Infine, last but not least,non posso fare a meno di rilevare che a fine sei tornato all’offesa (testualmente: <<davvero non riesci a provare un po’ di vergogna?!>>), metodo che nei miei confronti hai inaugurato quando abbiamo discordato sulla strage di Bologna. Come ho fatto notare in questi giorni a Morando il quale si è ridotto a fare commenti consistenti soltanto in una faccina derisoria, gli atteggiamenti sprezzanti e offensivi squalificano chi li adotta, non chi ne è bersaglio.
Vladimiro, Vladimiro hai il naso che diventa sempre più lungo…. Sei stato tu che nel ripostare ossessivamente una tua replica che avevi già messo su Fb e che chiudeva la nostra discussione hai aggiunto (riaprendo la discussione) ulteriori argomenti alla tua già logorroica narrazione assolutoria delle nefandezze dello Stato italiano. Come quei bambini che vogliono aver sempre l’ultima parola….
Chiudiamo qui la discussione con questa ultima replica di Vladimiro Satta che senza più infingimenti linguistici e cautele semantiche esprime in modo marmoreo la sua posizione ideologica in difesa sempre e comunque dell’operato degli apparati statali a prescindere da prove e contesti storici.
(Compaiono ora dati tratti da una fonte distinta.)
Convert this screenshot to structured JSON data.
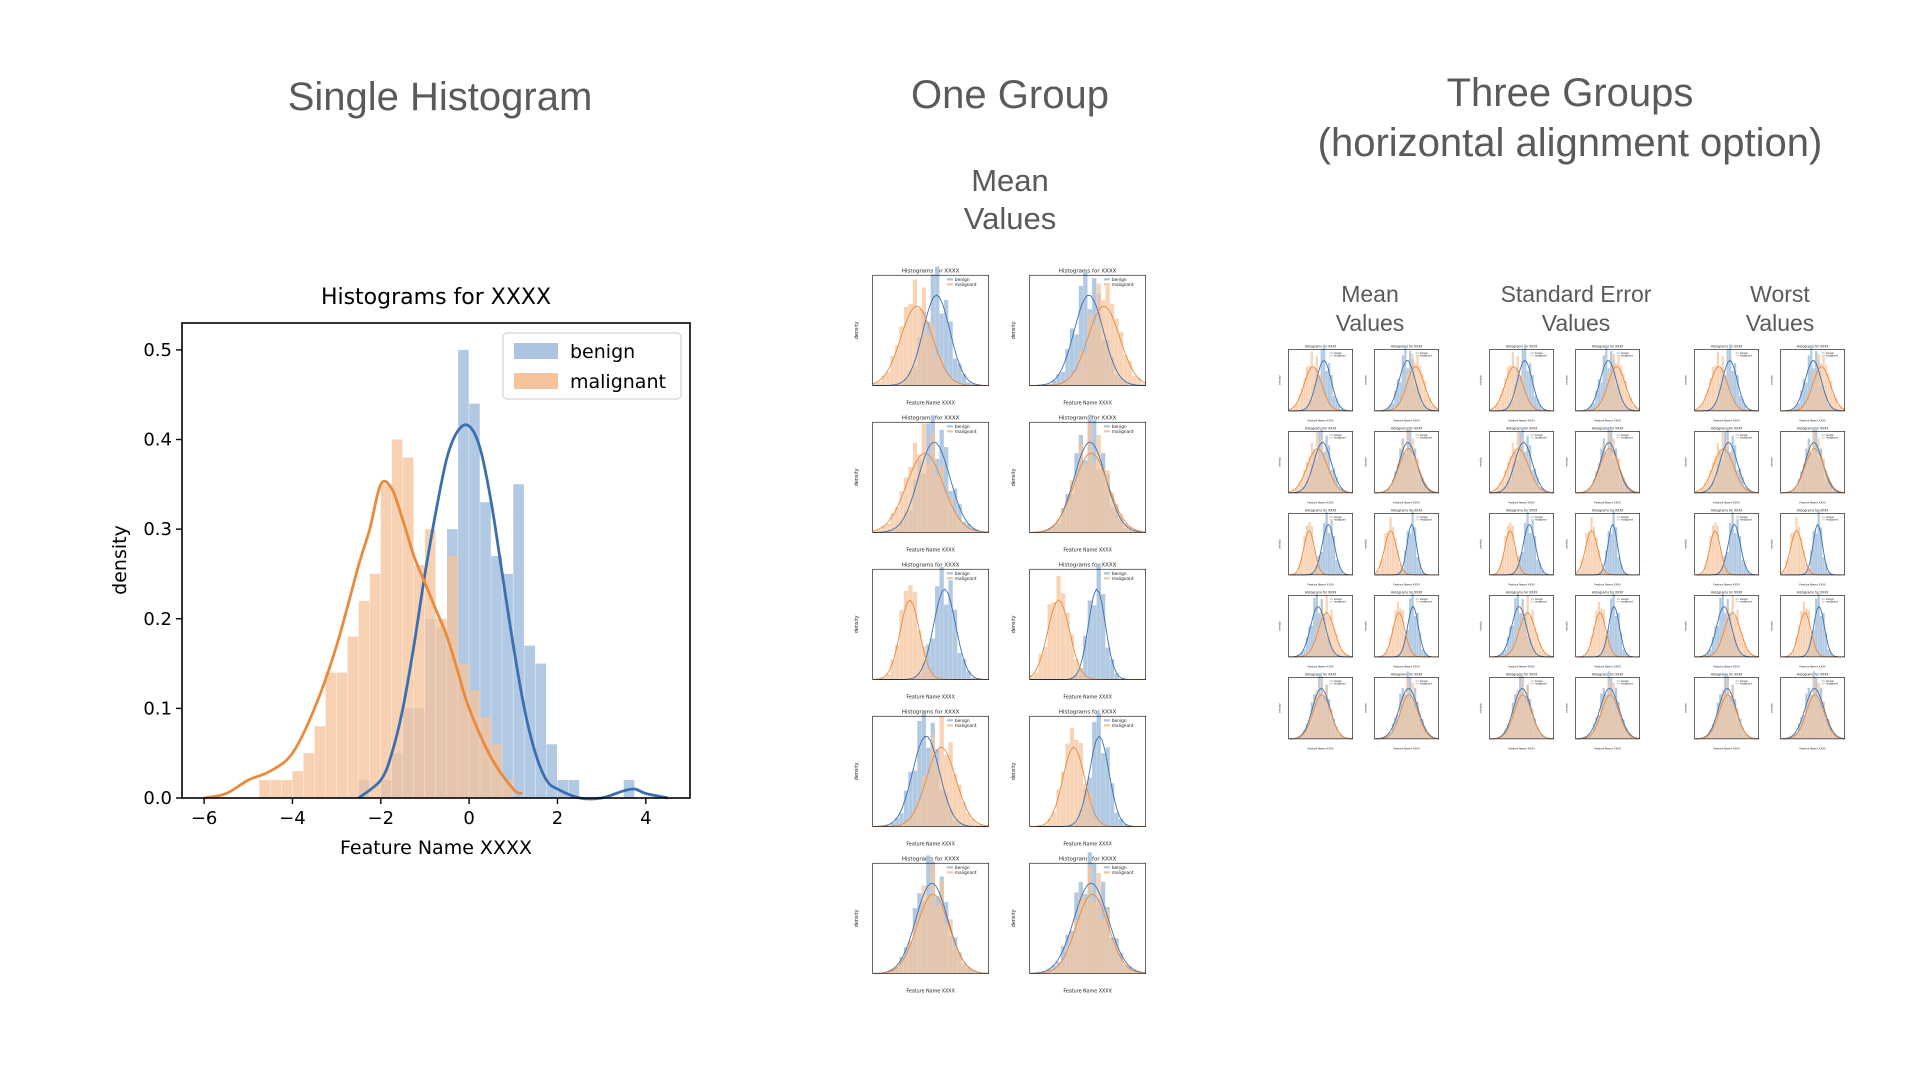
{
  "sections": {
    "single": {
      "title": "Single Histogram"
    },
    "one_group": {
      "title": "One Group",
      "subtitle_line1": "Mean",
      "subtitle_line2": "Values"
    },
    "three_groups": {
      "title_line1": "Three Groups",
      "title_line2": "(horizontal alignment option)",
      "groups": [
        {
          "line1": "Mean",
          "line2": "Values"
        },
        {
          "line1": "Standard Error",
          "line2": "Values"
        },
        {
          "line1": "Worst",
          "line2": "Values"
        }
      ]
    }
  },
  "colors": {
    "benign": "#3b6fb0",
    "benign_fill": "#a9c3e0",
    "malignant": "#ea8a3c",
    "malignant_fill": "#f5c49c",
    "title_gray": "#5a5a5a"
  },
  "chart_data": [
    {
      "type": "bar",
      "title": "Histograms for XXXX",
      "xlabel": "Feature Name XXXX",
      "ylabel": "density",
      "xlim": [
        -6.5,
        5
      ],
      "ylim": [
        0,
        0.53
      ],
      "xticks": [
        -6,
        -4,
        -2,
        0,
        2,
        4
      ],
      "xtick_labels": [
        "−6",
        "−4",
        "−2",
        "0",
        "2",
        "4"
      ],
      "yticks": [
        0.0,
        0.1,
        0.2,
        0.3,
        0.4,
        0.5
      ],
      "ytick_labels": [
        "0.0",
        "0.1",
        "0.2",
        "0.3",
        "0.4",
        "0.5"
      ],
      "legend_position": "top-right",
      "bin_width": 0.25,
      "series": [
        {
          "name": "benign",
          "histogram": {
            "bin_starts": [
              -2.5,
              -2.25,
              -2.0,
              -1.75,
              -1.5,
              -1.25,
              -1.0,
              -0.75,
              -0.5,
              -0.25,
              0.0,
              0.25,
              0.5,
              0.75,
              1.0,
              1.25,
              1.5,
              1.75,
              2.0,
              2.25,
              3.5
            ],
            "values": [
              0.02,
              0.0,
              0.02,
              0.05,
              0.1,
              0.1,
              0.2,
              0.19,
              0.3,
              0.5,
              0.44,
              0.33,
              0.27,
              0.25,
              0.35,
              0.17,
              0.15,
              0.06,
              0.02,
              0.02,
              0.02
            ]
          },
          "kde": {
            "x": [
              -2.5,
              -2.0,
              -1.75,
              -1.5,
              -1.25,
              -1.0,
              -0.75,
              -0.5,
              -0.25,
              0.0,
              0.25,
              0.5,
              0.75,
              1.0,
              1.25,
              1.5,
              1.75,
              2.0,
              2.5,
              3.0,
              3.5,
              3.75,
              4.0,
              4.5
            ],
            "y": [
              0.0,
              0.02,
              0.05,
              0.1,
              0.17,
              0.25,
              0.32,
              0.38,
              0.41,
              0.415,
              0.39,
              0.33,
              0.25,
              0.17,
              0.1,
              0.05,
              0.02,
              0.01,
              0.0,
              0.0,
              0.008,
              0.01,
              0.005,
              0.0
            ]
          }
        },
        {
          "name": "malignant",
          "histogram": {
            "bin_starts": [
              -4.75,
              -4.5,
              -4.25,
              -4.0,
              -3.75,
              -3.5,
              -3.25,
              -3.0,
              -2.75,
              -2.5,
              -2.25,
              -2.0,
              -1.75,
              -1.5,
              -1.25,
              -1.0,
              -0.75,
              -0.5,
              -0.25,
              0.0,
              0.25,
              0.5,
              0.75
            ],
            "values": [
              0.02,
              0.02,
              0.02,
              0.03,
              0.05,
              0.08,
              0.14,
              0.14,
              0.18,
              0.22,
              0.25,
              0.35,
              0.4,
              0.38,
              0.26,
              0.3,
              0.2,
              0.27,
              0.15,
              0.12,
              0.09,
              0.06,
              0.02
            ]
          },
          "kde": {
            "x": [
              -6.0,
              -5.5,
              -5.0,
              -4.5,
              -4.0,
              -3.5,
              -3.0,
              -2.5,
              -2.25,
              -2.0,
              -1.75,
              -1.5,
              -1.25,
              -1.0,
              -0.75,
              -0.5,
              -0.25,
              0.0,
              0.5,
              1.0,
              1.2
            ],
            "y": [
              0.0,
              0.005,
              0.02,
              0.03,
              0.05,
              0.1,
              0.17,
              0.26,
              0.3,
              0.35,
              0.345,
              0.31,
              0.27,
              0.24,
              0.21,
              0.18,
              0.14,
              0.1,
              0.045,
              0.01,
              0.005
            ]
          }
        }
      ]
    }
  ],
  "mini": {
    "title": "Histograms for XXXX",
    "xlabel": "Feature Name XXXX",
    "ylabel": "density",
    "legend": [
      "benign",
      "malignant"
    ]
  }
}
Valuteranno i lettori e studiosi se questo approccio può dirsi storicamente fondato e se le sue passate posizioni antidietrologiche fossero, in realtà, dettate unicamente da strumentalità: un mero esercizio di retorica ad uso della probità delle istituzioni. Lo ringraziamo infinitamente e salutiamo definitivamente per questa estrema chiarezza e sincerità. La redazione.